Blueberry Glazed BBQ Ribs

These ribs are sweet and smoky, and the patriotic colors make them a great addition to a classic 4th of July barbeque!

  • Serves: 4-6 servings
  • Prep Time: 15 minutes
  • Cook Time: 2 hours


  • 4 (2lb) racks Baby Back Ribs, membrane removed
  • 2 tbsp. Garlic Powder
  • 2 tbsp. Onion Powder
  • 1 1/2 tsp. Paprika
  • 1 tsp. Salt
  • 1 tsp. Black Pepper
  • 4 c. Blueberries
  • 3 c. Apple Cider Vinegar
  • 1 sprig Fresh Sage
  • 2 sprigs Fresh Thyme
  • 1 Bay Leaf
  • 1 clove Garlic, smashed
  • 2 1/4 c. Brown Sugar, packed
  • 1 Onion, diced
  • 2 tbsp. Unsalted Butter
  • Salt & Pepper


  1. Preheat oven to 300 degrees. Mix garlic powder, onion powder, paprika, salt, and black pepper together in small bowl. Rub ribs with spice mixture, then place on sheet pan with a rack and cover with foil. Bake covered about 2 hours or until very tender.

  2. While ribs are cooking, heat butter in a medium saucepan and sauté onions and garlic until soft. Wrap thyme sprig and fresh sage with a piece of twine and tie together; sauté briefly, then add blueberries, mashing briefly with a potato masher or fork to release the juices. Add apple cider vinegar, brown sugar, and bay leaf. Cover and cook for 20 to 30 minutes, stirring frequently, or until the sauce has thickened slightly and the blueberries have broken down completely. Remove the herb bundle and bay leaf, and transfer to a blender; puree until smooth or until desired consistency is reached.
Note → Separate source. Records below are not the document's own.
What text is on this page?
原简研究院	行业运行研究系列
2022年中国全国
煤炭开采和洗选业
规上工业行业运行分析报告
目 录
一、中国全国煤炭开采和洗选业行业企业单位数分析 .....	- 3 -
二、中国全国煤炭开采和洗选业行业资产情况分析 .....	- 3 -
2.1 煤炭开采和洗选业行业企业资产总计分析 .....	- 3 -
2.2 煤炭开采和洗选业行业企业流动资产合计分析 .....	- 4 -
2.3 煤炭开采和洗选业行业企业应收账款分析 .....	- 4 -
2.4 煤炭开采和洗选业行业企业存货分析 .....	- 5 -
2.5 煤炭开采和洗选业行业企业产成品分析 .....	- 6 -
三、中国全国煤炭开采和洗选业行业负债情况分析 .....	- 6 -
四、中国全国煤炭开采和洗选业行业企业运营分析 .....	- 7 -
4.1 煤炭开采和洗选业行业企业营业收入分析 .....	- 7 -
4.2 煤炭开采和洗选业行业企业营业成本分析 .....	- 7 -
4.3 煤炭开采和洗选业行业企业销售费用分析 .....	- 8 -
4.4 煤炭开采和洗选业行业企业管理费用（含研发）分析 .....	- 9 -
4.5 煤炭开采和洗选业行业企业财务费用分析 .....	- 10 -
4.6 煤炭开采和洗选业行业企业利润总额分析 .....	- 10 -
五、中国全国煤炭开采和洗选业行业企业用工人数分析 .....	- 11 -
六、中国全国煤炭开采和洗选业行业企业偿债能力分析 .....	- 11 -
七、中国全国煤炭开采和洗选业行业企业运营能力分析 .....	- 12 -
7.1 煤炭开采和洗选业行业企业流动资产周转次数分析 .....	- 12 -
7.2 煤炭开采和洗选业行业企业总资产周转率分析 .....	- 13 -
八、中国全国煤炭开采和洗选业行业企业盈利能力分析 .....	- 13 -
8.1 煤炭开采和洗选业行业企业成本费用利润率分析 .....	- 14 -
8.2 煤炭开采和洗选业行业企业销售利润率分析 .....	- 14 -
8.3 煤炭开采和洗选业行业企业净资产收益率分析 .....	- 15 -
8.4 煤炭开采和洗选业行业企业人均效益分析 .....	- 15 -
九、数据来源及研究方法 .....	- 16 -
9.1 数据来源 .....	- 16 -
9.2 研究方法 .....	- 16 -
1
  3. Remove ribs from oven, and raise the oven temperature to 450 degrees. Baste ribs generously with blueberry glaze before returning to the oven for an additional 10 minutes. For extra char and caramelization, give the ribs 5 minutes under the broiler on the high setting to finish. Allow 10 minutes to rest before slicing; serve with remaining blueberry glaze.